The “SoutH2 Corridor,” managed by Italy’s Snam, is part of the sixth list of Projects of Common Interest, highlighting its role in connecting the energy systems of EU countries. These projects enjoy streamlined approval processes and, under certain conditions, access to European funding through Connecting Europe.
The project, developed by Snam, Austria’s TAG, and G.C. By 2030, aims to capitalize on existing gas transportation networks. By repurposing a significant portion of natural gas pipelines, the corridor seeks to facilitate cost-effective hydrogen transport, especially renewable hydrogen produced from wind and solar energy in the southern Mediterranean region.

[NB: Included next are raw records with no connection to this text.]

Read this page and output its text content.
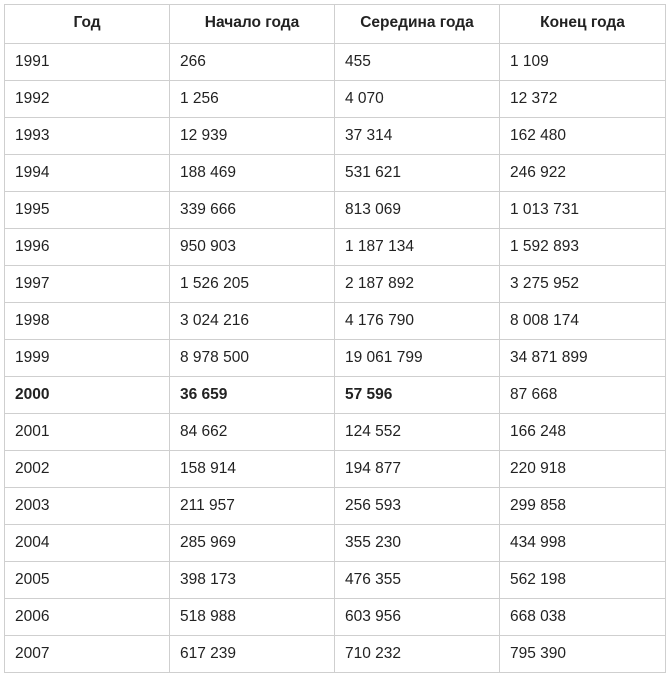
Год	Начало года	Середина года	Конец года
1991	266	455	1 109
1992	1 256	4 070	12 372
1993	12 939	37 314	162 480
1994	188 469	531 621	246 922
1995	339 666	813 069	1 013 731
1996	950 903	1 187 134	1 592 893
1997	1 526 205	2 187 892	3 275 952
1998	3 024 216	4 176 790	8 008 174
1999	8 978 500	19 061 799	34 871 899
2000	36 659	57 596	87 668
2001	84 662	124 552	166 248
2002	158 914	194 877	220 918
2003	211 957	256 593	299 858
2004	285 969	355 230	434 998
2005	398 173	476 355	562 198
2006	518 988	603 956	668 038
2007	617 239	710 232	795 390
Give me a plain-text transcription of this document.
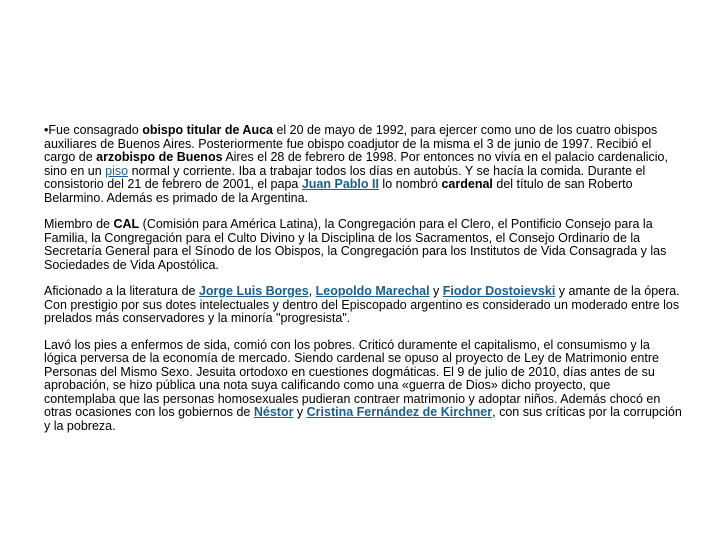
•Fue consagrado obispo titular de Auca el 20 de mayo de 1992, para ejercer como uno de los cuatro obispos auxiliares de Buenos Aires. Posteriormente fue obispo coadjutor de la misma el 3 de junio de 1997. Recibió el cargo de arzobispo de Buenos Aires el 28 de febrero de 1998. Por entonces no vivía en el palacio cardenalicio, sino en un piso normal y corriente. Iba a trabajar todos los días en autobús. Y se hacía la comida. Durante el consistorio del 21 de febrero de 2001, el papa Juan Pablo II lo nombró cardenal del título de san Roberto Belarmino. Además es primado de la Argentina.

Miembro de CAL (Comisión para América Latina), la Congregación para el Clero, el Pontificio Consejo para la Familia, la Congregación para el Culto Divino y la Disciplina de los Sacramentos, el Consejo Ordinario de la Secretaría General para el Sínodo de los Obispos, la Congregación para los Institutos de Vida Consagrada y las Sociedades de Vida Apostólica.

Aficionado a la literatura de Jorge Luis Borges, Leopoldo Marechal y Fiodor Dostoievski y amante de la ópera. Con prestigio por sus dotes intelectuales y dentro del Episcopado argentino es considerado un moderado entre los prelados más conservadores y la minoría "progresista".

Lavó los pies a enfermos de sida, comió con los pobres. Criticó duramente el capitalismo, el consumismo y la lógica perversa de la economía de mercado. Siendo cardenal se opuso al proyecto de Ley de Matrimonio entre Personas del Mismo Sexo. Jesuita ortodoxo en cuestiones dogmáticas. El 9 de julio de 2010, días antes de su aprobación, se hizo pública una nota suya calificando como una «guerra de Dios» dicho proyecto, que contemplaba que las personas homosexuales pudieran contraer matrimonio y adoptar niños. Además chocó en otras ocasiones con los gobiernos de Néstor y Cristina Fernández de Kirchner, con sus críticas por la corrupción y la pobreza.
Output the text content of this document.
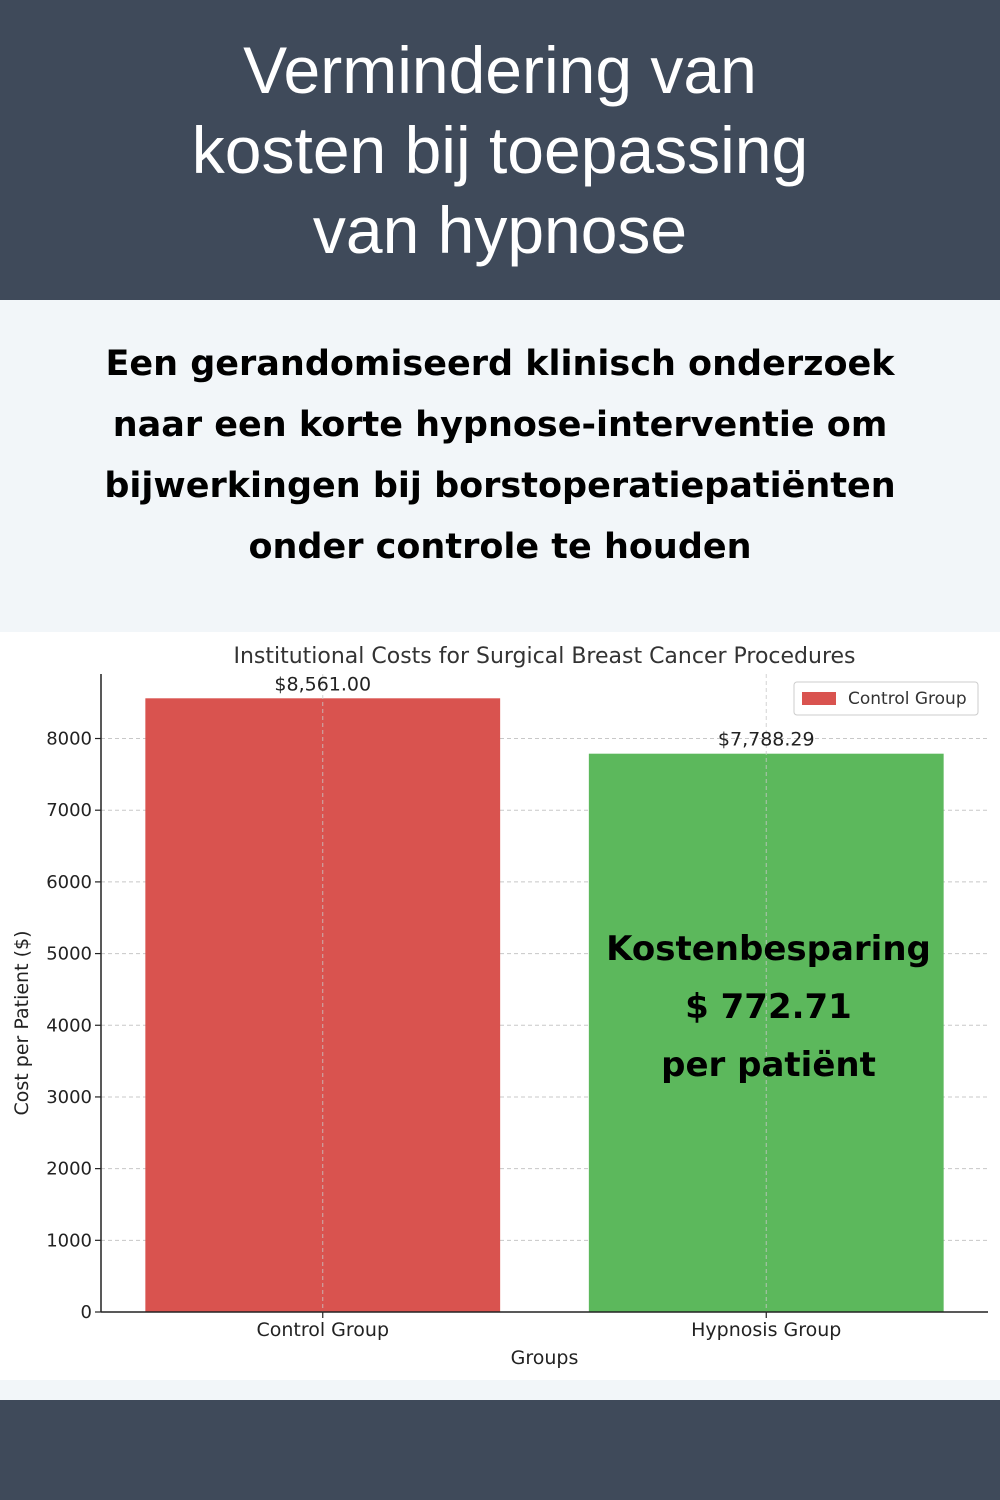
Vermindering van
kosten bij toepassing
van hypnose
Een gerandomiseerd klinisch onderzoek
naar een korte hypnose-interventie om
bijwerkingen bij borstoperatiepatiënten
onder controle te houden
0
1000
2000
3000
4000
5000
6000
7000
8000
$8,561.00
$7,788.29
Control Group	Hypnosis Group
Institutional Costs for Surgical Breast Cancer Procedures
Groups
Cost per Patient ($)
Control Group
Kostenbesparing
$ 772.71
per patiënt
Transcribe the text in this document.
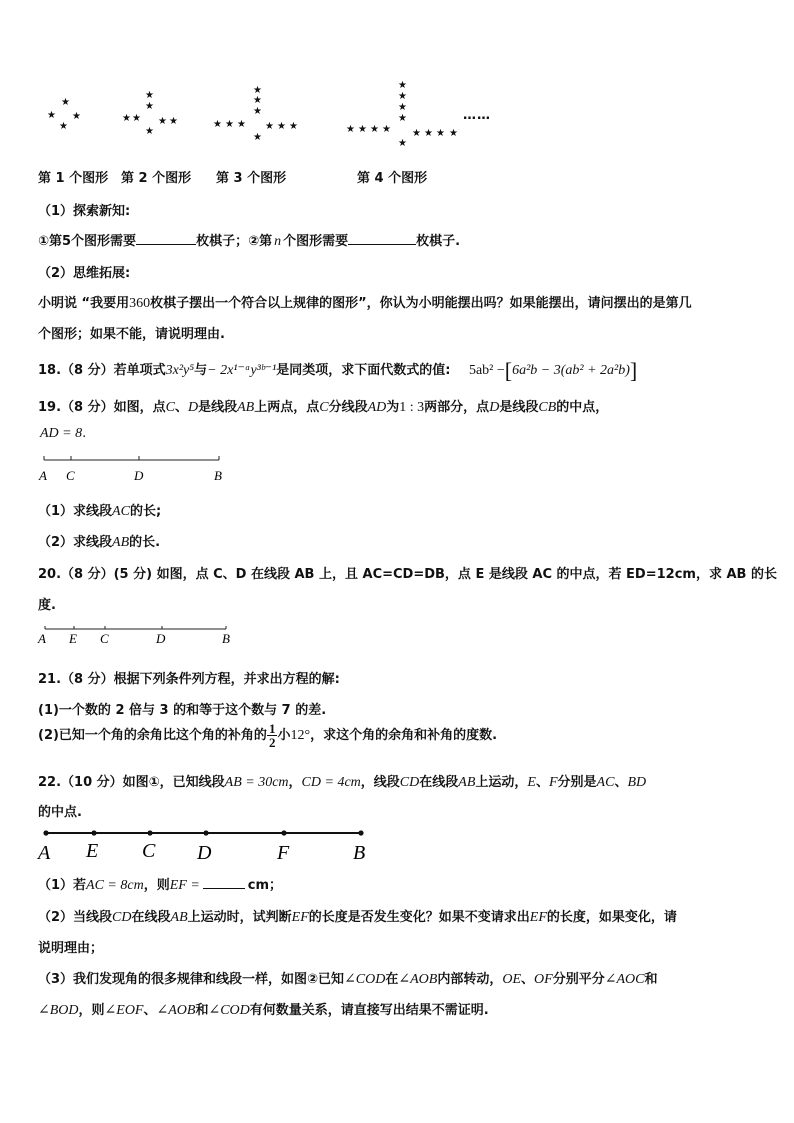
★
★ ★
★
★
★
★ ★ ★ ★
★
★
★
★
★ ★ ★ ★ ★ ★
★
★
★
★
★
★ ★ ★ ★ ★ ★ ★ ★
★
……
第 1 个图形 第 2 个图形 第 3 个图形	第 4 个图形
（1）探索新知:
①第5个图形需要	枚棋子；②第 n 个图形需要	枚棋子.
（2）思维拓展:
小明说 “我要用360枚棋子摆出一个符合以上规律的图形”，你认为小明能摆出吗？如果能摆出，请问摆出的是第几
个图形；如果不能，请说明理由.
18.（8 分）若单项式3x²y⁵与− 2x¹⁻ᵃy³ᵇ⁻¹是同类项，求下面代数式的值: 5ab² −[6a²b − 3(ab² + 2a²b)]
19.（8 分）如图，点C、D是线段AB上两点，点C分线段AD为1 : 3两部分，点D是线段CB的中点，
AD = 8.
A C	D	B
（1）求线段AC的长;
（2）求线段AB的长.
20.（8 分）(5 分) 如图，点 C、D 在线段 AB 上，且 AC=CD=DB，点 E 是线段 AC 的中点，若 ED=12cm，求 AB 的长
度.
A E C	D	B
21.（8 分）根据下列条件列方程，并求出方程的解:
(1)一个数的 2 倍与 3 的和等于这个数与 7 的差.
(2)已知一个角的余角比这个角的补角的 $\frac{1}{2}$ 小12°，求这个角的余角和补角的度数.
22.（10 分）如图①，已知线段AB = 30cm，CD = 4cm，线段CD在线段AB上运动，E、F分别是AC、BD
的中点.
A E C D	F	B
（1）若AC = 8cm，则EF =	cm；
（2）当线段CD在线段AB上运动时，试判断EF的长度是否发生变化？如果不变请求出EF的长度，如果变化，请
说明理由；
（3）我们发现角的很多规律和线段一样，如图②已知∠COD在∠AOB内部转动，OE、OF分别平分∠AOC和
∠BOD，则∠EOF、∠AOB和∠COD有何数量关系，请直接写出结果不需证明.
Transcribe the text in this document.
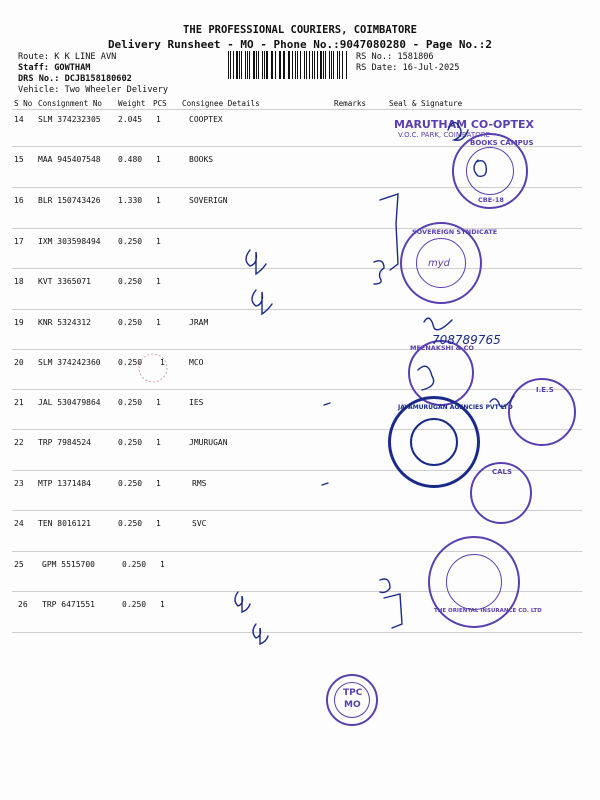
THE PROFESSIONAL COURIERS, COIMBATORE
Delivery Runsheet - MO - Phone No.:9047080280 - Page No.:2
Route: K K LINE AVN
Staff: GOWTHAM
DRS No.: DCJB158180602
Vehicle: Two Wheeler Delivery
RS No.: 1581806
RS Date: 16-Jul-2025
S No Consignment No Weight PCS Consignee Details	Remarks	Seal & Signature
14 SLM 374232305 2.045 1	COOPTEX
15 MAA 945407548 0.480 1	BOOKS
16 BLR 150743426 1.330 1	SOVERIGN
17 IXM 303598494 0.250 1
18 KVT 3365071	0.250 1
19 KNR 5324312	0.250 1	JRAM
20 SLM 374242360 0.250 1	MCO
21 JAL 530479864 0.250 1	IES
22 TRP 7984524	0.250 1	JMURUGAN
23 MTP 1371484	0.250 1	RMS
24 TEN 8016121	0.250 1	SVC
25 GPM 5515700	0.250 1
26 TRP 6471551	0.250 1
MARUTHAM CO-OPTEX
V.O.C. PARK, COIMBATORE
BOOKS CAMPUS
CBE-18
SOVEREIGN SYNDICATE
myd
MEENAKSHI & CO
708789765
JAYAMURUGAN AGENCIES PVT LTD
I.E.S
CALS
THE ORIENTAL INSURANCE CO. LTD
TPC
MO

Utilizing established pipelines not only ensures reliable hydrogen transportation but also provides convenient access to suitable locations for renewable hydrogen production. Countries along the corridor, including Algeria, Tunisia, Italy, and Austria, stand to benefit from this initiative by becoming key players in Europe’s green energy landscape.
Algeria, a key player in the project, sees the Southern Hydrogen Corridor as a strategic energy source. Minister of Energy and Mines, Mohamed Arkab, envisions Algeria playing a leading role in supplying electricity to Europe. The focus on solar energy aligns with Algeria’s commitment to pioneering projects that shape the future of the energy sector.